Neuss – Ab sofort sam­melt die Pfarreiengemeinschaft Kleidung und Schuhe, Kinderspielzeug sowie Süßigkeiten. Besonders wer­den der­zeit vor allem Baby- und Kinderkleidung, Unterwäsche, Herrenbekleidung, aber auch Handschuhe, Mützen und Strümpfe benötigt.

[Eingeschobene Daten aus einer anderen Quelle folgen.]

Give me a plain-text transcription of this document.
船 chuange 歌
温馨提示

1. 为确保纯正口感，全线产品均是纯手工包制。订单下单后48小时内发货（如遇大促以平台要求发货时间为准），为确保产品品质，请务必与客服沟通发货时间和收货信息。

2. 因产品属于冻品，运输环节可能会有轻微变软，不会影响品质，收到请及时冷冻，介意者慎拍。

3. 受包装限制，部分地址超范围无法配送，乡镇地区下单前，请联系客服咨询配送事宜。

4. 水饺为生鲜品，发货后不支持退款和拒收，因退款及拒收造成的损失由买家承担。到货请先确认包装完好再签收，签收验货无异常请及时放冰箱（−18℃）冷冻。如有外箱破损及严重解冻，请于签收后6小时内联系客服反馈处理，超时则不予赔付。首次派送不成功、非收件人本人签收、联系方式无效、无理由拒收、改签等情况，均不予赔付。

Koffer und Reisetaschen wer­den eben­falls gebraucht. In den Kirchen St. Quirin, St. Marien, Hl. Dreikönige und St. Pius ste­hen Sammelbehälter, und zwar gut sicht­bar im Eingangsbereich. Die Kirchen sind täg­lich von 9 bis 18 Uhr geöffnet.

Auch St. Kamillus betei­ligt sich, steht aber nur zu den Gottesdienstzeiten offen. Alle Neusser sind ein­ge­la­den, diese Abgabestellen zu nut­zen. Helfer über­neh­men den Transport zur Erstaufnahmestelle im ehe­ma­li­gen St. Alexius-​Krankenhaus, wo die Spenden dann an Hilfebedürftige ver­teilt wer­den. Was nicht durch Spenden zusam­men­kommt, will die Pfarreiengemeinschaft zukaufen.

Diese Sammelaktion soll der beson­de­ren Situation in Neuss Rechnung tra­gen, wo es ange­sichts der Erstaufnahmestelle nicht an Wohnraum man­gelt. Stattdessen sei es wich­tig, dass Menschen, die ohne ihr Hab und Gut nach Deutschland kom­men, eine gewisse Grundausstattung an all­täg­li­chen Dingen erhal­ten, erklä­ren die Organisatoren Dieter Krüll und Thomas Kaumanns vom Pfarrgemeinderat Neuss-Mitte.

Für die Zukunft wird auch der Einsatz eines Spielmobils geplant, um den Kindern in der Erstaufnahmestelle den lang­wei­li­gen Alltag zu ver­schö­nern. Derzeit wird noch ein Team zusam­men­ge­stellt, das im neuen Jahr regel­mä­ßige Spielstunden anbie­ten soll.

Mit Sorge stel­len die Mitglieder des Pfarrgemeinderates aber auch fest, dass ver­ach­tende Äußerungen und gehäs­sige Parolen gegen­über den Flüchtlingen zuneh­men. Deswegen machen sie sich für eine Willkommenskultur stark. Für das nächste Jahr plant der Pfarrgemeinderat Veranstaltungen, um über die Situation in den Herkunftsländern zu infor­mie­ren. Die Idee dahin­ter: Wer das große Leid dort erah­nen kann, ändert hof­fent­lich seine Meinung.